The Norse discovery of America cannot be certainly proved like the discoveries made by Cabot and Columbus. But one proved fact telling in favour of the Norsemen is that they were the only people who built vessels "fit to go foreign" a thousand years ago. All other people hugged the shore for centuries to come. The Norsemen feared not any sea.

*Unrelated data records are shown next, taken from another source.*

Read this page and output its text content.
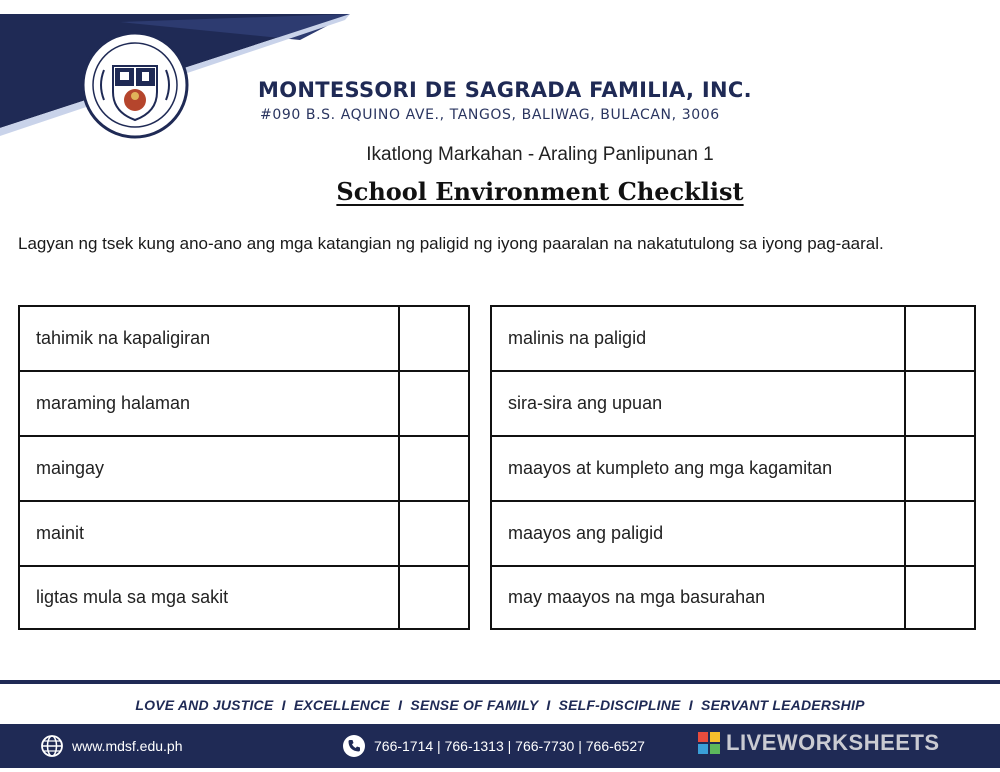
MONTESSORI DE SAGRADA FAMILIA, INC.
#090 B.S. AQUINO AVE., TANGOS, BALIWAG, BULACAN, 3006
Ikatlong Markahan - Araling Panlipunan 1
School Environment Checklist
Lagyan ng tsek kung ano-ano ang mga katangian ng paligid ng iyong paaralan na nakatutulong sa iyong pag-aaral.
tahimik na kapaligiran
maraming halaman
maingay
mainit
ligtas mula sa mga sakit
malinis na paligid
sira-sira ang upuan
maayos at kumpleto ang mga kagamitan
maayos ang paligid
may maayos na mga basurahan
LOVE AND JUSTICE  I  EXCELLENCE  I  SENSE OF FAMILY  I  SELF-DISCIPLINE  I  SERVANT LEADERSHIP
www.mdsf.edu.ph	766-1714 | 766-1313 | 766-7730 | 766-6527	LIVEWORKSHEETS
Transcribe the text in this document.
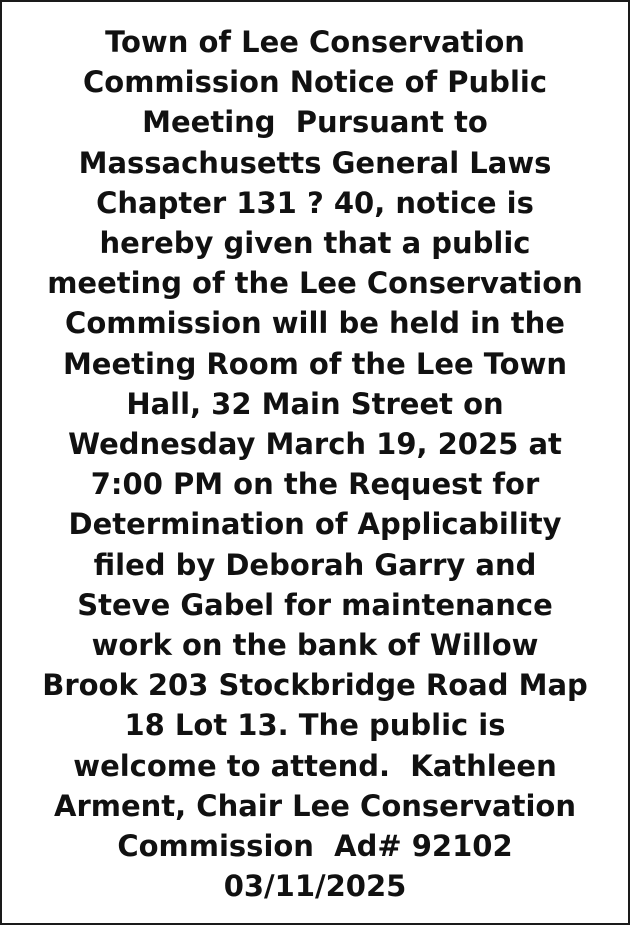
Town of Lee Conservation
Commission Notice of Public
Meeting  Pursuant to
Massachusetts General Laws
Chapter 131 ? 40, notice is
hereby given that a public
meeting of the Lee Conservation
Commission will be held in the
Meeting Room of the Lee Town
Hall, 32 Main Street on
Wednesday March 19, 2025 at
7:00 PM on the Request for
Determination of Applicability
filed by Deborah Garry and
Steve Gabel for maintenance
work on the bank of Willow
Brook 203 Stockbridge Road Map
18 Lot 13. The public is
welcome to attend.  Kathleen
Arment, Chair Lee Conservation
Commission  Ad# 92102
03/11/2025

Some years ago a Viking (or Warrior's) ship, as old as those used by Ericsson, was found in the "King's Mound" in Gokstad, Southern Norway. Seated in her was the skeleton of the Viking Chief who, as the custom used to be, was buried in his floating home. He must have stood well over six foot three and been immensely strong, judging by his deep chest, broad shoulders, and long arms fit to cleave a foeman at a single stroke. This Viking vessel is so well shaped to stand the biggest waves, and yet slip through the water with the greatest ease, that she could be used as a model now. She has thirty-two oars and a big square sail on a mast, which, like the one in the old Egyptian boat we were talking of in Chapter II, could be quickly raised or lowered. If she had only had proper sails and rigging she could have tacked against the wind. But, as we shall soon see, the art of tacking was not invented till five centuries later; though then it was done by an English descendant of the Vikings.

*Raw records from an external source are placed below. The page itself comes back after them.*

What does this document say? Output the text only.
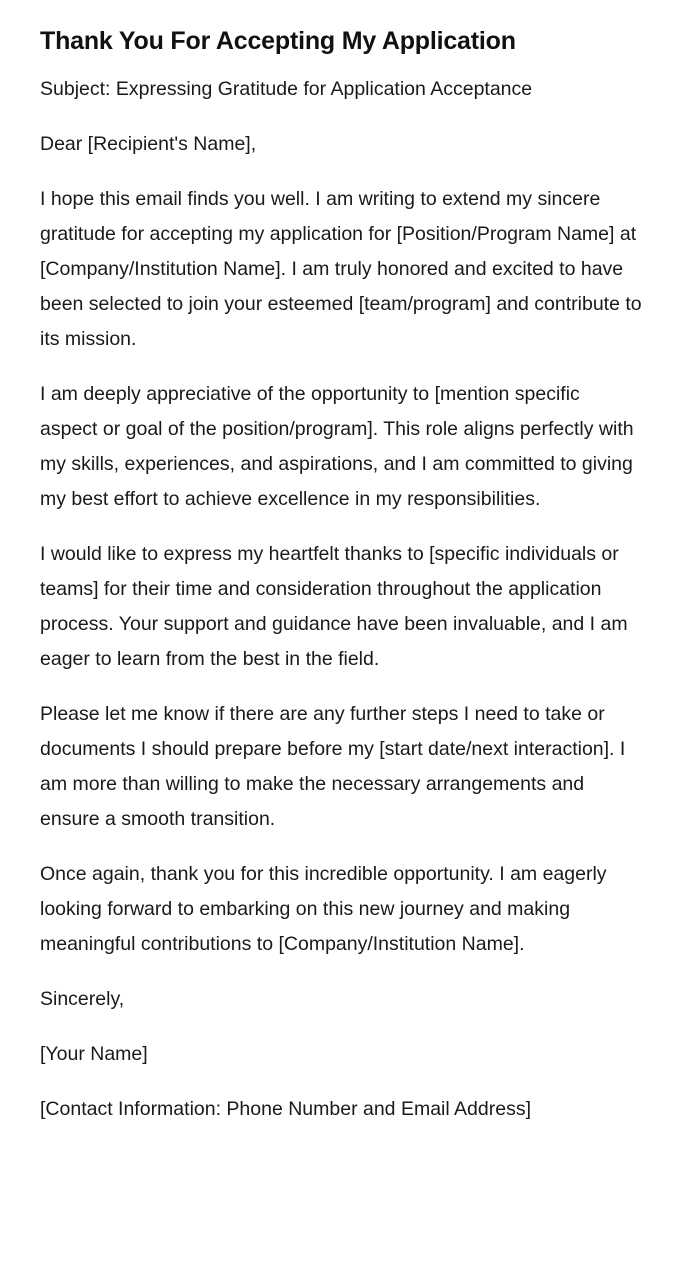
Thank You For Accepting My Application

Subject: Expressing Gratitude for Application Acceptance

Dear [Recipient's Name],

I hope this email finds you well. I am writing to extend my sincere gratitude for accepting my application for [Position/Program Name] at [Company/Institution Name]. I am truly honored and excited to have been selected to join your esteemed [team/program] and contribute to its mission.

I am deeply appreciative of the opportunity to [mention specific aspect or goal of the position/program]. This role aligns perfectly with my skills, experiences, and aspirations, and I am committed to giving my best effort to achieve excellence in my responsibilities.

I would like to express my heartfelt thanks to [specific individuals or teams] for their time and consideration throughout the application process. Your support and guidance have been invaluable, and I am eager to learn from the best in the field.

Please let me know if there are any further steps I need to take or documents I should prepare before my [start date/next interaction]. I am more than willing to make the necessary arrangements and ensure a smooth transition.

Once again, thank you for this incredible opportunity. I am eagerly looking forward to embarking on this new journey and making meaningful contributions to [Company/Institution Name].

Sincerely,

[Your Name]

[Contact Information: Phone Number and Email Address]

Eighty foot long and sixteen in the beam, this Viking vessel must have looked the real thing as she scudded before a following wind or dashed ahead when her thirty-two oars were swept through the water by sixty-four pairs of the strongest arms on earth. Her figure-head has gone; but she probably had a fierce dragon over the bows, just ready to strike. Her sides were hung with glittering shields; and when mere landsmen saw a Viking fleet draw near, the oars go in, the swords come out, and Vikings leap ashore—no wonder they shivered in their shoes!

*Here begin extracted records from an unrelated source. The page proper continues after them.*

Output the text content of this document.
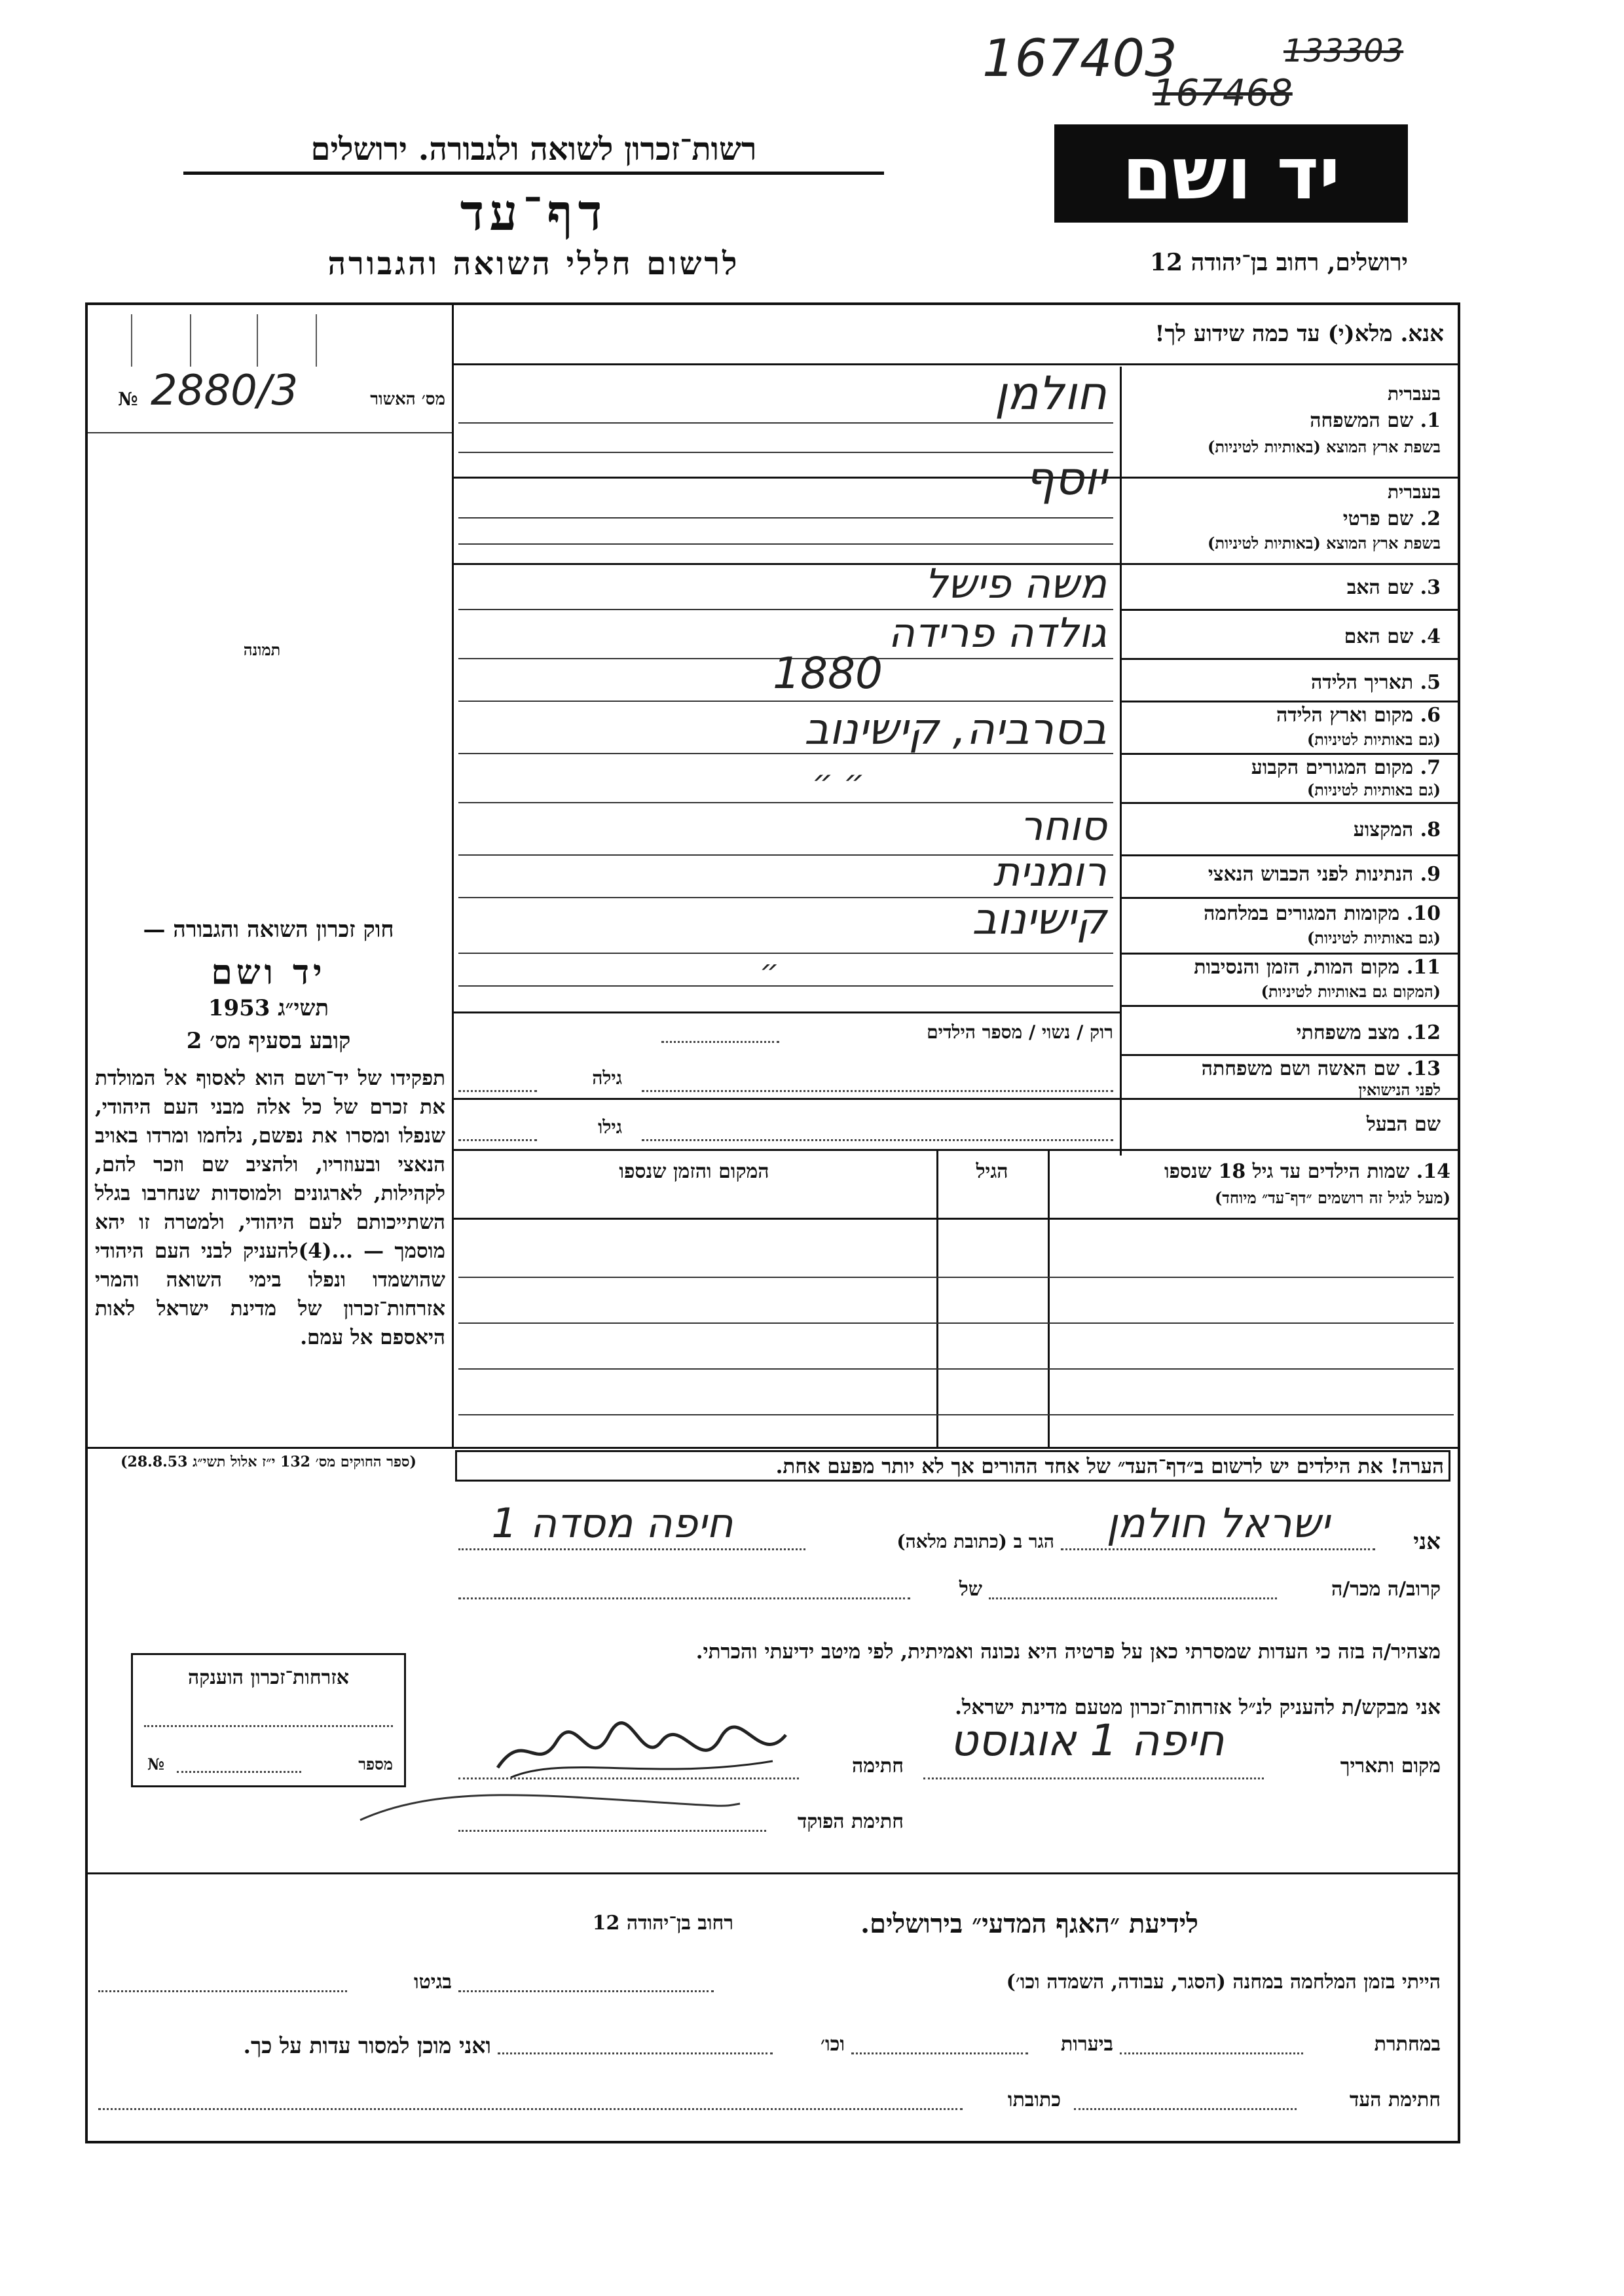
167403
167468
133303
רשות־זכרון לשואה ולגבורה. ירושלים
דף־עד
לרשום חללי השואה והגבורה
יד ושם
ירושלים, רחוב בן־יהודה 12
אנא. מלא(י) עד כמה שידוע לך!
מס׳ האשור
№ 2880/3
תמונה
בעברית
1. שם המשפחה
בשפת ארץ המוצא (באותיות לטיניות)
חולמן
בעברית
2. שם פרטי
בשפת ארץ המוצא (באותיות לטיניות)
יוסף
3. שם האב
משה פישל
4. שם האם
גולדה פרידה
5. תאריך הלידה
1880
6. מקום וארץ הלידה
(גם באותיות לטיניות)
בסרביה, קישינוב
7. מקום המגורים הקבוע
(גם באותיות לטיניות)
״ ״
8. המקצוע
סוחר
9. הנתינות לפני הכבוש הנאצי
רומנית
10. מקומות המגורים במלחמה
(גם באותיות לטיניות)
קישינוב
11. מקום המות, הזמן והנסיבות
(המקום גם באותיות לטיניות)
״
12. מצב משפחתי
רוק / נשוי / מספר הילדים
13. שם האשה ושם משפחתה
לפני הנישואין
גילה
שם הבעל
גילו
14. שמות הילדים עד גיל 18 שנספו
(מעל לגיל זה רושמים ״דף־עד״ מיוחד)
הגיל
המקום והזמן שנספו
חוק זכרון השואה והגבורה —
יד ושם
תשי״ג 1953
קובע בסעיף מס׳ 2
תפקידו של יד־ושם הוא לאסוף אל המולדת את זכרם של כל אלה מבני העם היהודי, שנפלו ומסרו את נפשם, נלחמו ומרדו באויב הנאצי ובעוזריו, ולהציב שם וזכר להם, לקהילות, לארגונים ולמוסדות שנחרבו בגלל השתייכותם לעם היהודי, ולמטרה זו יהא מוסמך — ...(4)להעניק לבני העם היהודי שהושמדו ונפלו בימי השואה והמרי אזרחות־זכרון של מדינת ישראל לאות היאספם אל עמם.
(ספר החוקים מס׳ 132 י״ז אלול תשי״ג 28.8.53)	הערה! את הילדים יש לרשום ב״דף־העד״ של אחד ההורים אך לא יותר מפעם אחת.
אני
ישראל חולמן
הגר ב (כתובת מלאה)
חיפה מסדה 1
קרוב/ה מכר/ה
של
מצהיר/ה בזה כי העדות שמסרתי כאן על פרטיה היא נכונה ואמיתית, לפי מיטב ידיעתי והכרתי.
אני מבקש/ת להעניק לנ״ל אזרחות־זכרון מטעם מדינת ישראל.
מקום ותאריך
חיפה 1 אוגוסט
חתימה
חתימת הפוקד
אזרחות־זכרון הוענקה
מספר
№
לידיעת ״האגף המדעי״ בירושלים.
רחוב בן־יהודה 12
הייתי בזמן המלחמה במחנה (הסגר, עבודה, השמדה וכו׳)
בגיטו
במחתרת
ביערות
וכו׳
ואני מוכן למסור עדות על כך.
חתימת העד
כתובתו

It was in this way that the Normans first arrived in Normandy and made a home there in spite of Franks and Gauls, just as the Danes made English homes in spite of Celts and Anglo-Saxons. There was no navy to oppose them. Neither was there any fleet to oppose William the Conqueror in 1066, when he crossed the Channel to seize the English Crown. Harold of England had no great fleet in any case; and what he had was off the Yorkshire coast, where his brother had come to claim the Crown, backed by the King of Norway. The Battle of Hastings, which made William king of England, was therefore a land battle only. But the fact that William had a fleet in the Channel, while Harold had not, gave William the usual advantage in the campaign. From that day to this England has never been invaded; and for the best of all reasons—because no enemy could ever safely pass her fleet.